Ancron has been operating seven days a week since 2010. This has been made possible because the clinic’s organized staff and family physicians take turns covering walk-in shifts on weekdays and weekends to allow people with and without family to have access to health care the same day. physician, thereby reducing inappropriate use of emergency services.

We have recognized this need and this importance of offering people access to care. We continued to provide weekend access because it was morally difficult for us to give up this service altogether.

This is a voluntary service funded entirely and solely by the income of doctors who have subsidized the costs of our public health care system, namely office rent, medical supplies, salaries of medical assistants, maintenance and telephone system/EMR costs. At the same time, doctors’ income has not increased in line with inflation, with no significant increase in salaries since 2006, and it has become impossible to continue covering insurmountable overhead costs without significant personal sacrifice on the part of doctors. , while trying to maintain decent salaries for their staff and cover rising costs.

Under the current payment model and rate, we are being punished for spending time with patients with complex issues, which if we do, we do so at a high personal cost where we have to choose between patient care and time to spend with loved ones. , or face the rising costs of operating clinics.

Often, after clinic hours, we spend much of our free time doing paperwork related to patient visits with no pay or recognition for that extra time, missing family dinners, or doing paperwork after the children are in bed.

It is morally unjust and untenable. The healthcare system takes advantage of physicians and their professional duty to their patients.

TND: What support are you looking for?

Anchor :

• covering overhead costs such as renting office space, staff salaries, EMR/telephone costs, essential supplies needed to provide care;

• two MOAs;

• a full-time social worker;

• a full-time nurse or nurse practitioner;

• 1.0 to 2.0 full-time equivalent of another compensation contract for primary care providers (preferably at least 1.0); and

• family doctor and 1.0 full-time equivalent nurse practitioner to staff walk-in seven days a week.

TND: Will you change your decision if your conditions for assistance are met?

Ancron: We know how important the walk-in clinic is to many patients in the region, whether attached or not, and we want to discuss solutions to expand this service in a sustainable way.

If we have the support of the above, current Ancron physicians could each work some of the walk-in sessions while being able to offer an attractive per-session rate to other family physician providers in our area. for working sessions.

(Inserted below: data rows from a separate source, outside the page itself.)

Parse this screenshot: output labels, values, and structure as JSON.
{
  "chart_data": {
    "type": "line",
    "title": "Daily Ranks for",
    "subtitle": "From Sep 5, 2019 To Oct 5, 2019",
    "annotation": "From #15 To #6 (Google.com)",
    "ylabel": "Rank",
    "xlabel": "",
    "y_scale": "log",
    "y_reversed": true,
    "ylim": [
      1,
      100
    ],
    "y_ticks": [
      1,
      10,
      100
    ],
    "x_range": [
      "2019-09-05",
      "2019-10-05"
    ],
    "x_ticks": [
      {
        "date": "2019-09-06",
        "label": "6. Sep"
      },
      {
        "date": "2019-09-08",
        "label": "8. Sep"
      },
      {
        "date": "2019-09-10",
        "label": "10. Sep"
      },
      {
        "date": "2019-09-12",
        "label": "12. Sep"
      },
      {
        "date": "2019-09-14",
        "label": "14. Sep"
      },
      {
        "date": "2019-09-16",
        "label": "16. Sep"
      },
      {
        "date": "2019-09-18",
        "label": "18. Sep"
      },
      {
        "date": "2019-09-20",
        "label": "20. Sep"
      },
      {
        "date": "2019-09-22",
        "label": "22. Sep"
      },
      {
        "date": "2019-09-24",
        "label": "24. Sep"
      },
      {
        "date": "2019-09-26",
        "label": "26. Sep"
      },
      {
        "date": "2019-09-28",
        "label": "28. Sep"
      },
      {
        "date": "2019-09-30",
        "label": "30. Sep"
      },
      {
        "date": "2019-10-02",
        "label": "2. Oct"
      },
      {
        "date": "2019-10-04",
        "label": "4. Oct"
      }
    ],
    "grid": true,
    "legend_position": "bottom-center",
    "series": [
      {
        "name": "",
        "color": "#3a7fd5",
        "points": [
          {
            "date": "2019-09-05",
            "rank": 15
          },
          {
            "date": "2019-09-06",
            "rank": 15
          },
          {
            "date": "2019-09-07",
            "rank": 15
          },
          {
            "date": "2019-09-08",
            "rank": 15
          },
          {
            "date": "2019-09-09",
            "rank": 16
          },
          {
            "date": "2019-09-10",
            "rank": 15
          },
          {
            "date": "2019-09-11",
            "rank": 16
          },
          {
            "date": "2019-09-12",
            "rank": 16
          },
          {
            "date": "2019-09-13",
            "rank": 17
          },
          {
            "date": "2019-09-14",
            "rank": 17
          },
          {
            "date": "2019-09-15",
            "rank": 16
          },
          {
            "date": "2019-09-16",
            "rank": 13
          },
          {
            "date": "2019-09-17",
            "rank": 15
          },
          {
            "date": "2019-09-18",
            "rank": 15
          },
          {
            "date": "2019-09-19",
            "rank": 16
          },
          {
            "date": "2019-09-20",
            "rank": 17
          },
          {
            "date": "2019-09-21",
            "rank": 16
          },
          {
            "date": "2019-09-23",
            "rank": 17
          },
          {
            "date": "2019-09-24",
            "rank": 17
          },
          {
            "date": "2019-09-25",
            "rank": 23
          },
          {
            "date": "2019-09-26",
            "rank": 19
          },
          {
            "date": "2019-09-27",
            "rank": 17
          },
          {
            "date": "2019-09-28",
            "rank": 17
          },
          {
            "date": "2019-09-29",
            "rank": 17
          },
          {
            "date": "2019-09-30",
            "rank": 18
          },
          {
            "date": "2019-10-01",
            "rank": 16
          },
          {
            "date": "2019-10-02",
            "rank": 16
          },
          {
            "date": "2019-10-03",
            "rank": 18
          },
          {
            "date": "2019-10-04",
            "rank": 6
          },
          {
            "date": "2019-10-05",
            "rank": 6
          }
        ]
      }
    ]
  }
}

With the two additional MOAs, patients will be able to connect with the clinic to book appointments and our existing MOAs can be retained. A social worker will be a great asset in helping vulnerable patients access the resources needed to improve patient outcomes. A nurse practitioner will be able to help patients with longitudinal care.

Our immediate achievable goals would be:

• reduced emergency room visits;

• earlier diagnosis of a complex disease in the group of single patients;

• improving patient access to routine medical screening in a timely manner;

• access to care for people with mental health problems;

• vulnerable populations have access to comprehensive health care; and

• Improved patient outcomes will be a long term sustainable goal, patient lives will be saved.

TND: How many walk-in patients per day did your clinic see?

Ancron: About 40 per day on weekdays, and 20-30 on weekends.